I used to love Survivor. In fact, in public gatherings I often felt compelled to defend it and would sometimes go so far as to declare it ‘the best reality t.v show ever made’. I liked Survivor not least because of its sleek production. It is a beautiful show to watch. The colours and scenery are always pleasing to the eye, and the camera crew really know how to capitalise on that—panning out to capture the views of the oceans and green lush landscapes and catching insects and reptiles go about their daily existence. Survivor’s camera crew can make the falling of a coconut a beautiful event.

 I also loved Survivor because it seemed to me to be a brilliant showcase of the human psyche – the American psyche specifically. Yes, I realise it’s a reality tv show and that what we see is in fact not reality. But the emaciated and hairy contestants that emerge at the end of the 30 days demonstrate that they do at least go through some physical discomfort.

 The way that some contestants go about trying to get others on their sides, and the way that others don’t even try is, I think, fascinating.
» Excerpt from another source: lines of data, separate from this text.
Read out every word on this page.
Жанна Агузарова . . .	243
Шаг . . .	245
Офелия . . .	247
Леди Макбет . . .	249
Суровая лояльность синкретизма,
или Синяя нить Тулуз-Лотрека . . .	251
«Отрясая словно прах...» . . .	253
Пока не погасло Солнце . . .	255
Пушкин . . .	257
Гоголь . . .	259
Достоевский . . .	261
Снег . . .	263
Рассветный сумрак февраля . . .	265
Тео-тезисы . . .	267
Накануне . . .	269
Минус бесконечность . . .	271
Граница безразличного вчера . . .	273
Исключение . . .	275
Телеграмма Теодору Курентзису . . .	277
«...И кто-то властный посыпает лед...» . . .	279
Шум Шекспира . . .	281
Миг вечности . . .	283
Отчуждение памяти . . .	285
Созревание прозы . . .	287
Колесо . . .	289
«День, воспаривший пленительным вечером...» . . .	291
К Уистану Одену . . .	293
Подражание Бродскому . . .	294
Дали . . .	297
 I have not seen Survivor for a few years. I don’t know why—life got in the way and I found better things to do, I’m sure. But for some reason I have allowed Survivor Samoa into my life (I think it’s because it’s holiday season and I am being lazy and slothful), and though it remains compelling viewing, I am disappointed with particular elements of they human psyche that I have witnessed in this series. Perhaps they were there before but I was insensitive to them.

 To put it simply, I am disappointed with the lack of sisterhood between the female contestants and the misogyny of all the contestants. Why is it that the women are the first to go? The stock response to this is because they are physically weak. Of course women are typically physically weaker than men, but I have some counter-responses to this. Firstly, some of they men on Survivor may look incredibly muscular and have a great deal of strength, but many of these men turn out to be lazy and half-hearted in the physical challenges. Think Jaison in this series. I can’t recall his name, but there was another man in a previous series who was also prone to giving up when things got rough. Put simply, some of the men on Survivor get away with being lazy just because it is assumed they are strong and powerful. Women, on the other hand, have to constantly prove their physical strength because it is always doubted—no it is more than doubted, it is often simply overlooked.

 My second counter-argument, and this is more important I think, is that not all the challenges in Survivor are physical. Actually, I get the feeling from watching this series that they are finally attempting to address the problem of gender discrimination (against women) in challenges by, for example, having the women compete against each other, rather than everyone competing together. Regardless of this, contestants still seem to carry an assumption that physical strength is the most important thing a team or an individual can possess. This is disappointing and perpetuates the idea that physical strength will always win over any other type of strength (like memory, puzzle-solving, endurance, among others), and that therefore men are better than women.